I wouldn’t call that “very very specific”, since the words are destruction
True, here Jesus is speaking about the alternative to the everlasting life. But I don’t know—is there a branch of Christian theology which holds that it’s heaven or nothing—as in, if God doesn’t let you into heaven you don’t go to hell but just cease to exist?
P.S. As far as I remember there are mainstream Christian interpretations of hell as nothing more than absence of God’s love/grace.
Seventh-day Adventists appear to be annihilationist as well. Then there are Universalists, who insist that Aeonian in the first Century CE could not possibly mean “eternal”, so that everyone eventually gets out of Hell.

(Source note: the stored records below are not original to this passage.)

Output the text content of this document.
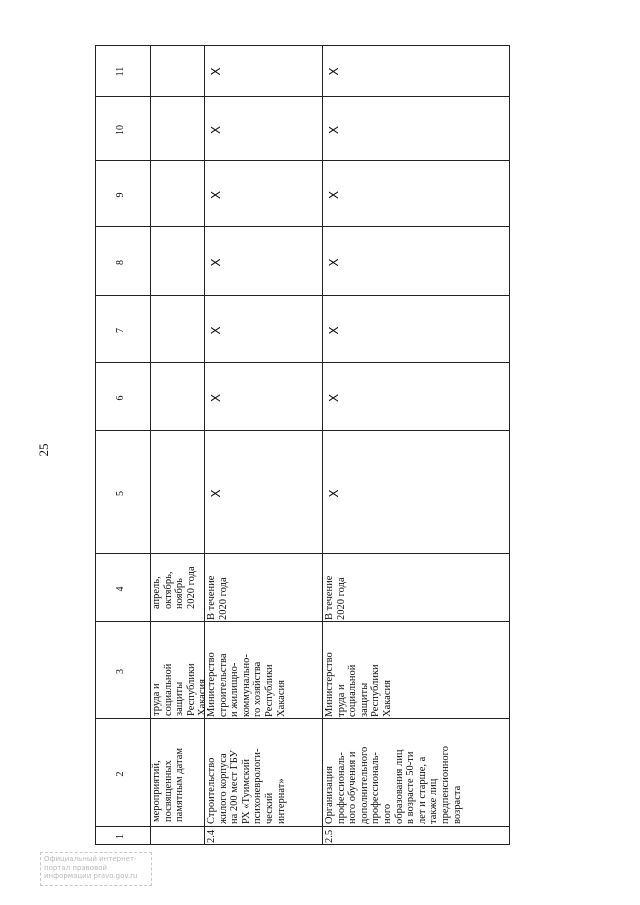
25
1
2
3
4
5
6
7
8
9
10
11
мероприятий,
посвященных
памятным датам
труда и
социальной
защиты
Республики
Хакасия
апрель,
октябрь,
ноябрь
2020 года
2.4
Строительство
жилого корпуса
на 200 мест ГБУ
РХ «Туимский
психоневрологи-
ческий
интернат»
Министерство
строительства
и жилищно-
коммунально-
го хозяйства
Республики
Хакасия
В течение
2020 года
X
X
X
X
X
X
X
2.5
Организация
профессиональ-
ного обучения и
дополнительного
профессиональ-
ного
образования лиц
в возрасте 50-ти
лет и старше, а
также лиц
предпенсионного
возраста
Министерство
труда и
социальной
защиты
Республики
Хакасия
В течение
2020 года
X
X
X
X
X
X
X
Официальный интернет-портал правовой информации pravo.gov.ru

True, here Jesus is speaking about the alternative to the everlasting life. But I don’t know—is there a branch of Christian theology which holds that it’s heaven or nothing—as in, if God doesn’t let you into heaven you don’t go to hell but just cease to exist?
P.S. As far as I remember there are mainstream Christian interpretations of hell as nothing more than absence of God’s love/grace.
Some Jehova’s witnesses who I tried to deconvert at my door seemed to believe that. It was eternal life in paradise on earth or nothing.
Ah, yes, it seems Jehova’s Witnesses do have a “doctrine of annihilation” and for them it is heaven or nothing.
Seventh-day Adventists appear to be annihilationist as well. Then there are Universalists, who insist that Aeonian in the first Century CE could not possibly mean “eternal”, so that everyone eventually gets out of Hell.
I like the Eastern Orthodox version: Heaven for everyone—like it or not.